Familienrichter Dettmar hatte am 8. April auf Anregung einer Mutter für zwei Jungen und alle Mitschüler:innen die Maskenpflicht an zwei Weimarer Schulen ausgesetzt. Durch die Pflicht zum Tragen von Mund-Nasen-Schutz in der Schule würden die Kinder „physisch, psychisch und pädagogisch geschädigt, ohne dass dem ein Nutzen für die Kinder oder Dritte gegenüberstehe“. Sein 192 Seiten langer Beschluss stützte sich vor allem auf drei Sachverständige, die laut Spiegel zur coronaskeptischen Initiative „Mediziner und Wissenschaftler für Gesundheit, Freiheit und Demokratie“ gehören.

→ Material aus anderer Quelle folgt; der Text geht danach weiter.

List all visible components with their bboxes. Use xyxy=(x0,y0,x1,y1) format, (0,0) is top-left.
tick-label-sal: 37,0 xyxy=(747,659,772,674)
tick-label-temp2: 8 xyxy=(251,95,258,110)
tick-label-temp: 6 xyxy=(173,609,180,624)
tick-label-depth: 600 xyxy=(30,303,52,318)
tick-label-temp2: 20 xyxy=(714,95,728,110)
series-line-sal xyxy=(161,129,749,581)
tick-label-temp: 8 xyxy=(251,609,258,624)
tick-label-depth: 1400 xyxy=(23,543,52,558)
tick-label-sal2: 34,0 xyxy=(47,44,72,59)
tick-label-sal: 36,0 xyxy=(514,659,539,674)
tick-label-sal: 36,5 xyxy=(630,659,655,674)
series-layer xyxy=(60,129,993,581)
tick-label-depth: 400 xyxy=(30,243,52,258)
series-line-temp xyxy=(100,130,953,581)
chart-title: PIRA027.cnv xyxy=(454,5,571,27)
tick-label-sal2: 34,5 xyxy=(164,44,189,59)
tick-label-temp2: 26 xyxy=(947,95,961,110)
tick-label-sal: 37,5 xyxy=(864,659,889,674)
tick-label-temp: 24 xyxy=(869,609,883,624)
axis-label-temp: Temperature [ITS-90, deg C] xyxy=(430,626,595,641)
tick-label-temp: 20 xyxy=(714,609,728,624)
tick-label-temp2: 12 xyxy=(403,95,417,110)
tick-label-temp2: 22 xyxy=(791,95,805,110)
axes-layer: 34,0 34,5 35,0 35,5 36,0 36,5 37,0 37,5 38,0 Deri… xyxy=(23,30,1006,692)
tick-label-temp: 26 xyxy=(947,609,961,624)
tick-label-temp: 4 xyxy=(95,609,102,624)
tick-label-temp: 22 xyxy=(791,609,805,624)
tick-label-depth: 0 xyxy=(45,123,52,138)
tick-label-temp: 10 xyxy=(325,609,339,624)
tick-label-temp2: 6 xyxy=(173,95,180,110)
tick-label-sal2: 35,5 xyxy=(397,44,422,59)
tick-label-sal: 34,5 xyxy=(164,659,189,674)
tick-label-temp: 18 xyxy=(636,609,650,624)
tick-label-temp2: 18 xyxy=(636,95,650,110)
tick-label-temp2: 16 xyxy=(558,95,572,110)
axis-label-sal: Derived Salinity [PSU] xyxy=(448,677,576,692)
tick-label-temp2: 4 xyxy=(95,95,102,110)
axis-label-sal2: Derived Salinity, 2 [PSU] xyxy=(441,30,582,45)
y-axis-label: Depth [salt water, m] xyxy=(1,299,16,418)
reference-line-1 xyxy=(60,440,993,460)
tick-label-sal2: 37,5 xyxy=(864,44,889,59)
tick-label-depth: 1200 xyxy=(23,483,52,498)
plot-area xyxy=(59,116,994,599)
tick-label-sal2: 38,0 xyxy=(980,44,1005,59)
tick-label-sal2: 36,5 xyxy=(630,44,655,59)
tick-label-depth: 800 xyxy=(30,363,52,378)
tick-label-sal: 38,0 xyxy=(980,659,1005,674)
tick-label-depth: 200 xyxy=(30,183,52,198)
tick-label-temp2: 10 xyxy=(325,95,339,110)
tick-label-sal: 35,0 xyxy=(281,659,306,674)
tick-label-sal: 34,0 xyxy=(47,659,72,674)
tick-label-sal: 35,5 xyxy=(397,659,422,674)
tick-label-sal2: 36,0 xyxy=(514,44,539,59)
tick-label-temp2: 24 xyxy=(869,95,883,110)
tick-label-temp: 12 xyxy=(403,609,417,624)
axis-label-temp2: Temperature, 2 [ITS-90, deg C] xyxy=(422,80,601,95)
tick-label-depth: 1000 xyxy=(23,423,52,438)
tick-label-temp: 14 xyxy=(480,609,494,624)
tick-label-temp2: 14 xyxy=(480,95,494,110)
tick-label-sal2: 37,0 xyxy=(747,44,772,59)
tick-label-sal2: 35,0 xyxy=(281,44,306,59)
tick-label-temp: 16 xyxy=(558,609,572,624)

Die Weimarer Entscheidung wurde vor allem in Kreisen der „Querdenker:innen“ gefeiert. Bundesweit wurden bei Familiengerichten formularmäßig Hunderte ähnliche Anträge auf Aussetzung der Maskenpflicht für Schüler:innen eingereicht. Ein neues coronaskeptisches „Netzwerk kritischer Richter und Staatsanwälte“ (Krista) sprach von einem „Paukenschlag“, der in seiner Methodik „Maßstab und Vorbild für Richterinnen und Richter in ganz Deutschland“ sein solle. Soweit ersichtlich, gab es bisher aber nur einen weiteren einschlägigen Beschluss seitens einer Familienrichterin im bayerischen Weilheim.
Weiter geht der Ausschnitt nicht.